Selma’nın yol boyunca aklından Karakulluk, Gökşirin, Hatice Ana, Zehra, Mahmut Hoca birer birer geçip durdu. Önlerindeki bu yaz, o da Karakulluk’a gidecekti. Bu gerçeği biliyordu da… Rahatsızlığının nedenini bilmediği tek şey; kafasına takılan tek isimdi: ”Kezban”. Yine de çözemedi kendini: Bir körpecik kıza takılan ismin anlamı mıydı onu üzen? Bolluk içinde yüzen ama sesini çıkaramayan bir genç kızın acısı mıydı onu yakan? Ya Mahmut Hoca’nın onca neşesine inat, efkârlı gözlerinin acısına ne demeliydi? Mahmut Hoca’ya, yeni ölen annesi için “Başın sağ olsun!” demişler miydi?..Ya Karakulluk nasıldı ki? 

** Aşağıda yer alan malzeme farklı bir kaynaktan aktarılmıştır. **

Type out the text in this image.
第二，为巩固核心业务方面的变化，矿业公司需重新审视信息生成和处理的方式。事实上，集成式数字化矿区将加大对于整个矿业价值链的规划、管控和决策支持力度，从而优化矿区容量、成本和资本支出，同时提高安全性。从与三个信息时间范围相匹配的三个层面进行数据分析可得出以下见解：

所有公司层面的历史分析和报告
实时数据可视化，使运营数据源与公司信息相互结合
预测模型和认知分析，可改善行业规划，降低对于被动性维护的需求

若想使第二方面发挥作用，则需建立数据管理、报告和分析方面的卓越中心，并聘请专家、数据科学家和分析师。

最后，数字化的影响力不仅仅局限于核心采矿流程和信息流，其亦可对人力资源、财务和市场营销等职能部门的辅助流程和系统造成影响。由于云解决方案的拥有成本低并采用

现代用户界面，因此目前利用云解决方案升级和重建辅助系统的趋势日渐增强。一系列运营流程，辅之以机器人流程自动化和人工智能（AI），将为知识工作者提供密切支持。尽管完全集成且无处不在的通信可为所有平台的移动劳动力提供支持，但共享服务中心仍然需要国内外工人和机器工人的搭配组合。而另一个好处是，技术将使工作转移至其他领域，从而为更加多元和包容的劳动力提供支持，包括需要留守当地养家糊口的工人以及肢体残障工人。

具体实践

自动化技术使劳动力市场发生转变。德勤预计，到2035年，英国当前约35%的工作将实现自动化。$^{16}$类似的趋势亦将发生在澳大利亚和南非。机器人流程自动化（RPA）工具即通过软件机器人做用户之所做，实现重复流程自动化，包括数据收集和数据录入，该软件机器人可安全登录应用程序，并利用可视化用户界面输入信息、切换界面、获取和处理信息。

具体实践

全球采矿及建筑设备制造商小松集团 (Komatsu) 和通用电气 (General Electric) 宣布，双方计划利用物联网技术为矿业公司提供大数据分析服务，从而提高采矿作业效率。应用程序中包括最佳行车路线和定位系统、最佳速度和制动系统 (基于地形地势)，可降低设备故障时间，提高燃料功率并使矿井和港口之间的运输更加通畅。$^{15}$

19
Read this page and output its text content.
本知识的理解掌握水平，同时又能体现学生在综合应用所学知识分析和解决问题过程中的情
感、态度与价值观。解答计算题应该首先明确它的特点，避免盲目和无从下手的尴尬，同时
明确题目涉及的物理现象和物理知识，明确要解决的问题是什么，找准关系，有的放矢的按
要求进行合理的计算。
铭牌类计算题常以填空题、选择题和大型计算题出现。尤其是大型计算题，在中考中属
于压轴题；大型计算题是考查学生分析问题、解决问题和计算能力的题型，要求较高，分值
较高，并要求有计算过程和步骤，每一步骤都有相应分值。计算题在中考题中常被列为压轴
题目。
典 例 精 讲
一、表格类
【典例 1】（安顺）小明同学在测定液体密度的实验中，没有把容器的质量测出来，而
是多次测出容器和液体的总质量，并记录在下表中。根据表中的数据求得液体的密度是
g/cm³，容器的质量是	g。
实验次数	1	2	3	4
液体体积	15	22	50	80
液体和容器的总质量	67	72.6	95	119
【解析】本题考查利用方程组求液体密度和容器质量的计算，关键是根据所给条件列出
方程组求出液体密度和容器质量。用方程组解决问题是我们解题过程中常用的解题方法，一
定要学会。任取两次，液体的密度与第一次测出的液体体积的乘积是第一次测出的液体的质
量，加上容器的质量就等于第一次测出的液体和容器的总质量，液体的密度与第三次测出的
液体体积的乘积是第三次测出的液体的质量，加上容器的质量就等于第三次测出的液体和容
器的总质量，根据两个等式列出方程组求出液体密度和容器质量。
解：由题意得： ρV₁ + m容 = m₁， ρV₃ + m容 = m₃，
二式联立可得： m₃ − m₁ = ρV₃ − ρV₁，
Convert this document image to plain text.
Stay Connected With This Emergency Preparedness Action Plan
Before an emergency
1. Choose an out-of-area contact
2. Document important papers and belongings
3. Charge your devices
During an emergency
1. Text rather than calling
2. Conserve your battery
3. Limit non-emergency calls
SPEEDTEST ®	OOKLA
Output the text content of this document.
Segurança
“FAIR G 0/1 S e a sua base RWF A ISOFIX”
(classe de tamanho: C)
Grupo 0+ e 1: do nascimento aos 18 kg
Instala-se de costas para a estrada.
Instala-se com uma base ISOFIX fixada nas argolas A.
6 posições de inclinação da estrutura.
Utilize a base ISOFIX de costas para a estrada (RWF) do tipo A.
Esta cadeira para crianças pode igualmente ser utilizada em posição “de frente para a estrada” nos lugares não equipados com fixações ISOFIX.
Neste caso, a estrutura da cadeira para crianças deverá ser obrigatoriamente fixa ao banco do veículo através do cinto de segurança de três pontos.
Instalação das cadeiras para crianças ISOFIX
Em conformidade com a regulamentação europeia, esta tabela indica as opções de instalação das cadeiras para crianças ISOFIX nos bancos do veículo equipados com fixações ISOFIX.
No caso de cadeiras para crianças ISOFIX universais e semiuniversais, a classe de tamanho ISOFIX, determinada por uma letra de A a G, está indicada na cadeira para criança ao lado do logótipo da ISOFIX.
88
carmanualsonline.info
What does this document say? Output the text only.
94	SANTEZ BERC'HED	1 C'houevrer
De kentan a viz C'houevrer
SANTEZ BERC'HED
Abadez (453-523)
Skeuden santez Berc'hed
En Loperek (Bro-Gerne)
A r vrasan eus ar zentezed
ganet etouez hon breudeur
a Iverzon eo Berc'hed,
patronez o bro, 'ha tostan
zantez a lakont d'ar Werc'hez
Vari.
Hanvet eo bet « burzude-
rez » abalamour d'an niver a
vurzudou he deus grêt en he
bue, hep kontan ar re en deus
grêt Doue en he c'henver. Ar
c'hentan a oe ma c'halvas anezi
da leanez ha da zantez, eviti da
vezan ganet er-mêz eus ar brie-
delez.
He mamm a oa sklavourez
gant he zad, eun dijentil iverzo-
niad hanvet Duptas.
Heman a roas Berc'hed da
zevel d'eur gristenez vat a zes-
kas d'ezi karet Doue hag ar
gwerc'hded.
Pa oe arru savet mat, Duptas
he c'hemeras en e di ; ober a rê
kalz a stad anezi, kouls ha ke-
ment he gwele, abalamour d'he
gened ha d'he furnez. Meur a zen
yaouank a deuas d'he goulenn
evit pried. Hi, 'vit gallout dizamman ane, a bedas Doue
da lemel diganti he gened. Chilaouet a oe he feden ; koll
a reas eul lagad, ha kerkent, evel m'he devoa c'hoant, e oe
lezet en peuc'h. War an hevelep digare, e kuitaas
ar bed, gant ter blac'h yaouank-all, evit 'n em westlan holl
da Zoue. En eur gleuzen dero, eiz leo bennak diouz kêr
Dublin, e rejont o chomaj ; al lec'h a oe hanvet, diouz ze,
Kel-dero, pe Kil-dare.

Kaplıca yoluna giderken, içinde yeniden bir şeylerin fokurdadığını hissetti Selma. O da Karakulluk’a gidecekti. O da bu diyarlardan taa Karakuluk’a, Hatice Yenge gibi gidecekti. Ona da, hiç bilmediği diyarlarda yenge diyeceklerdi. Allah’tan, onun gitmesi gibi, bir de geri dönüşü olacaktı. 

Dönüş yolu, geldiklerinden daha uzun geldi kadına… Kuvvet aldığı kavalın sesi taa derinlerden aynı kararda duyulmasına rağmen, gözlerinin önünde tek bir resim duruyordu, hâlâ. Mahmut Hoca’nın efkârlı gözlerinin acısını Selma da gözlerinde duydu bir an. 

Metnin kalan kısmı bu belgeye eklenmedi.